The Murdock Canal, also known as the Provo Reservoir Canal and the Provo River Aqueduct, is a 23 mile water conveyance system that diverts water from the Provo River and other water storage systems to water users in Utah County. The canal starts at the Murdock Diversion Dam which is located at the mouth of Provo Canyon in Provo, Utah. The canal runs completely underground through Utah Valley and ends at the Jordan Aqueduct in Lehi, Utah. It carries water through the cities of Orem, Lindon, Pleasant Grove, Cedar Hills, American Fork, Highland, and Lehi. The canal is the largest of three primary water conveyance systems in Salt Lake Valley, the other systems being the Jordan Aqueduct and the Salt Lake Aqueduct. The water capacity of the Murdock Canal more than doubles that of either the Jordan Aqueduct or Salt Lake Aqueduct at 612 cfs (cubic feet per second).

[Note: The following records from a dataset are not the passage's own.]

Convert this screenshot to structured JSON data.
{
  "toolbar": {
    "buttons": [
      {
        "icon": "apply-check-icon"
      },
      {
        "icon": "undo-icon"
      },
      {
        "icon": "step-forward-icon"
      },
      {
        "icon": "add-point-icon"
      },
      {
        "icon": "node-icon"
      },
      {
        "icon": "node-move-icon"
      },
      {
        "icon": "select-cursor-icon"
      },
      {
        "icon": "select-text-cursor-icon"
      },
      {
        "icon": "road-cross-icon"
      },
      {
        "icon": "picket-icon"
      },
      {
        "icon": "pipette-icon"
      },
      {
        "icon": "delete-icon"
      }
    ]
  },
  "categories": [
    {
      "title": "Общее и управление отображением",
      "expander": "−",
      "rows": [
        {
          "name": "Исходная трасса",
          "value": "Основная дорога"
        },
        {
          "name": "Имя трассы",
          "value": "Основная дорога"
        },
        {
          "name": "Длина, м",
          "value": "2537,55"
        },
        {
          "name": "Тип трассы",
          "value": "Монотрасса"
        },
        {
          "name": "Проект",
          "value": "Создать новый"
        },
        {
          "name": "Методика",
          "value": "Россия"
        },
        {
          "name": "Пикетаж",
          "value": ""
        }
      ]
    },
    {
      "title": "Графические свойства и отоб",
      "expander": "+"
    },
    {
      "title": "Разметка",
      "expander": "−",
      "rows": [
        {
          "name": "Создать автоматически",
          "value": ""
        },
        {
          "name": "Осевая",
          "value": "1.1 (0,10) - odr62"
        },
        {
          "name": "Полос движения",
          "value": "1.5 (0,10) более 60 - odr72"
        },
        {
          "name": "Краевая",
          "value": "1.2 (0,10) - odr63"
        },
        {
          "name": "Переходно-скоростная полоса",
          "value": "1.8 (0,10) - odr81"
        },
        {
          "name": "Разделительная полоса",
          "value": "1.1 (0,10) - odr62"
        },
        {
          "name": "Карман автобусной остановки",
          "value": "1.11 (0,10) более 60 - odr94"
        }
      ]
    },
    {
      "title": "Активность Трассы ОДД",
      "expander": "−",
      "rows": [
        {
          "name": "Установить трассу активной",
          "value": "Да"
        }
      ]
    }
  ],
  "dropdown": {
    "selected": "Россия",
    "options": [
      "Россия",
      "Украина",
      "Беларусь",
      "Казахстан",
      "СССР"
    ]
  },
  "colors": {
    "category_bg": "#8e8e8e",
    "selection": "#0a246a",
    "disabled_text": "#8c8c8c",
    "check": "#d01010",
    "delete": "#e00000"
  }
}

== History and background ==
Both anciently and presently, civilizations have made use of canals and aqueducts to irrigate their farmland, prevent flooding, to navigate, and supply water to their people.
While generally canals supply a means of transportation for a community, the Murdock Canal was constructed nearly exclusively for public municipal water use in Utah County. It was built in the early 1900s by the Utah Lake Irrigation Company, under the direction of Joseph R. Murdock. After being owned privately for many years, the government purchased the canal from the Provo Reservoir Company in 1940 with plans to expand its water capacity. Renovations for enlargement began in 1942 but were stopped shortly after due to World War II. In November of 1943, the War Production Board approved commencement of the canal expansion. Once complete, the Murdock Canal more than doubled its water capacity, increasing from 230 cuft/s to 550 cuft/s. After the expansion, more renovations for the addition of three siphons and a flume to the canal were authorized by the War Production Board. The bids for each of these renovations opened in March 1944 and were given to various contractors. Many smaller but significant additions were made to the canal in the following years including the addition of a stirring pool, two turnouts, and a concrete channel by the end of 1950.

=== Provo River Project ===
The Murdock Canal is part of a much larger water supply system called the Provo River Project. Other structures included as part of the Provo River Project are the Deer Creek Dam, Deer Creek Reservoir, Deer Creek Powerplant, Salt Lake Aqueduct, Terminal Reservoir, Murdock Diversion Dam, Weber-Provo Diversion Canal, Duchesne Tunnel, Jordan Narrows Siphon and Plumbing Plant, and the South Lateral.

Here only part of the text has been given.